Exklusiv aus dem Wirtschaftsdienst: Eine vertiefte Integration der Europäischen Union scheint derzeit alternativlos, die Frage der Flüchtlinge, die in die EU kommen, und die nicht enden wollende Griechenlandkrise unterstreichen dies. Die Uneinigkeit der Mitgliedstaaten, wenn es um die Lösung dieser dringenden Probleme geht, vermittelt aber immer wieder ein anderes Bild – den vermeintlichen Abbau von Gemeinsamkeiten. Von der Öffentlichkeit fast unbemerkt hat dagegen erst kürzlich der Präsident der Kommission, zusammen mit den Präsidenten des Rates, der Eurogruppe, des Europäischen Parlaments und der Europäischen Zentralbank, eine Reformblaupause für die Währungsunion vorgelegt. Mit dem sogenannte Juncker-Papier wollen die fünf Präsidenten den Weg weisen, auf dem eine vertiefte Wirtschafts-, Finanz- und Fiskalunion zu erreichen ist. Im Zeitgespräch der September-Ausgabe des Wirtschaftsdienst diskutieren acht Wissenschaftler (Ökonomen, Politologen und Juristen) die Vorschläge und den Stand der allgemeinen Debatte zur europäischen Integration.

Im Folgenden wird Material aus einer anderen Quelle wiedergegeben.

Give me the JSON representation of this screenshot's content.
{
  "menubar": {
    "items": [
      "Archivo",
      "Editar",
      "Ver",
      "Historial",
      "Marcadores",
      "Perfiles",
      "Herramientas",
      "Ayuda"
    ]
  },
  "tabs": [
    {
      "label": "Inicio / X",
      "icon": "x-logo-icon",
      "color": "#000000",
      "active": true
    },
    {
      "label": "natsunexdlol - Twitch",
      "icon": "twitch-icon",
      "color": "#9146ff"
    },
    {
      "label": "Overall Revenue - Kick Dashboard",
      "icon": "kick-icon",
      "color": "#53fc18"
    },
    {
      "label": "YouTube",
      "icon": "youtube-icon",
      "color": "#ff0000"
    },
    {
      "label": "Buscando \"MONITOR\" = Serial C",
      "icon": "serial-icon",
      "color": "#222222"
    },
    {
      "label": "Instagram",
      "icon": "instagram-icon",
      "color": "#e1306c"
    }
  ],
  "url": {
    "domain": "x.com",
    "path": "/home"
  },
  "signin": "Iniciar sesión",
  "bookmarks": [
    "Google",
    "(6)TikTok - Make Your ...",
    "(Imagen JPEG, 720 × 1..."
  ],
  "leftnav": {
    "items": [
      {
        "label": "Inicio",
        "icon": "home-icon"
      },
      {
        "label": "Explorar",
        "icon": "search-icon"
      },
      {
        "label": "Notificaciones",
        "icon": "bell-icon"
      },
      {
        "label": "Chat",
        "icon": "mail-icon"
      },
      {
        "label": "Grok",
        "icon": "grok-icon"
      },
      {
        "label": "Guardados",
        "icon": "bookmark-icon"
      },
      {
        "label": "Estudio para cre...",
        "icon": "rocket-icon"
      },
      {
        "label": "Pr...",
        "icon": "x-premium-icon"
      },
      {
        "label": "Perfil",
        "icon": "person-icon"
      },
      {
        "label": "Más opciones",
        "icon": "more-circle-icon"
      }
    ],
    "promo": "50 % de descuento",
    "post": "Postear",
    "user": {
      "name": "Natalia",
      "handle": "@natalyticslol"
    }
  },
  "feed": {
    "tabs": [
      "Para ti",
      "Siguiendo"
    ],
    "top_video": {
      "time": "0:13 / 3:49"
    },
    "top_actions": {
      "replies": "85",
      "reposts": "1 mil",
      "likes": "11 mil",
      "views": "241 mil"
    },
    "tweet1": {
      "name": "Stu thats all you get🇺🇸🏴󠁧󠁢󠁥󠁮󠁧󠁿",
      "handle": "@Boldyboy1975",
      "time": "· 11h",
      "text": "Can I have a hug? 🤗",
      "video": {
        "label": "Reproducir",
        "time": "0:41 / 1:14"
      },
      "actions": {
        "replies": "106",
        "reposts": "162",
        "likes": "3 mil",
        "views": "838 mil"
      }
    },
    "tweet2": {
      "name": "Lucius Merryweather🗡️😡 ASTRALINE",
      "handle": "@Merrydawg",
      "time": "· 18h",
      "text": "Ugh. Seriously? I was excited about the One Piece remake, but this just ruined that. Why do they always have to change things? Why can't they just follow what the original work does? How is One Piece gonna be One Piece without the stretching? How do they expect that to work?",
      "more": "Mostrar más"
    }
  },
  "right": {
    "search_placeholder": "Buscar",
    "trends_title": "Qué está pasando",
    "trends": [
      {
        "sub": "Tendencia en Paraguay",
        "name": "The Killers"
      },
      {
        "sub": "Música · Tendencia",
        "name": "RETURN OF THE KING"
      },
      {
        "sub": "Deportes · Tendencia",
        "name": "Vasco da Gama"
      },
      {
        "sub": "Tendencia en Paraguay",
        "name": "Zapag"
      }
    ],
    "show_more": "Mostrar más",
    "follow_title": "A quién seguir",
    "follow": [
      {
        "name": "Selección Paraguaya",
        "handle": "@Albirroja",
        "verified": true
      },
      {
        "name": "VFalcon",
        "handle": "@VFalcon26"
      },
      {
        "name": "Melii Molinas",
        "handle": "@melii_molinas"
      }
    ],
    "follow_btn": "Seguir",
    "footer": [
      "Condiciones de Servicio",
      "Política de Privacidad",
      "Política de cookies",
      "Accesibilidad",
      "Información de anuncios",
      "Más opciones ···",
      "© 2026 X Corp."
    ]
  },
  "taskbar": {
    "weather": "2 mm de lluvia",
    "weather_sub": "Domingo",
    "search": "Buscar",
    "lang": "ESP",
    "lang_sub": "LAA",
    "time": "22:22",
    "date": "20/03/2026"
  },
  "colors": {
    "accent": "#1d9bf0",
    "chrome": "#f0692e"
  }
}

Nachdem viele Wirtschaftswissenschaftler schon vor der Einführung des Euro davor gewarnt hatten, dass eine Währungsunion ohne eine vereinheitlichte Wirtschafts- und Finanzpolitik der teilnehmenden Staaten nicht funktionieren könne, können die Reformvorschläge jetzt als „Vervollständigung“ der Europäischen Währungsunion verstanden werden, die aber nicht unumstritten sind. Außerdem sind die einzelnen Schritte in dem Papier zum Teil sehr vage formuliert, und inwieweit bestehende Regelungen und Institutionen zu erweitern oder neue zu installieren sind, muss erst eine Expertenkommission im Detail ausarbeiten.
Darüber, wohin die Reise gehen soll, gibt es naturgemäß unterschiedliche Vorstellungen. Der Sachverständigenrat für Wirtschaft (hier mit vier seiner Mitglieder vertreten) fürchtet vor allem Integrationsschritte mit haushaltspolitischen Wirkungen, bei denen die Gefahr besteht, dass Haftung und Kontrolle auseinanderfallen und dass dadurch bedingt Schieflagen in der Anreizstruktur entstünden. Er nennt beispielhaft die Diskussion über eine europäische Arbeitslosenversicherung, von der Mitgliedstaaten mit verkrusteten Arbeitsmärkten eher begünstigt wären. Demgegenüber würde eine Insolvenzordnung für die Eurostaaten Unsicherheiten der Finanzinvestoren und damit einhergehende Übertreibungen bei den Zinssätzen gar nicht erst entstehen lassen.
Ganz anders sieht es aus, wenn man die Probleme in der Eurozone vor allem darin erkennt, dass ein Ausstieg gefährdeter Mitgliedstaaten überhaupt denkbar ist. Danach fehlt es gerade an Institutionen, die dafür sorgen, dass die monetäre Integration in der Eurozone unumkehrbar ist. Die vorgeschlagenen „Euro-Governance-Reformen“ gehen von daher nicht weit genug.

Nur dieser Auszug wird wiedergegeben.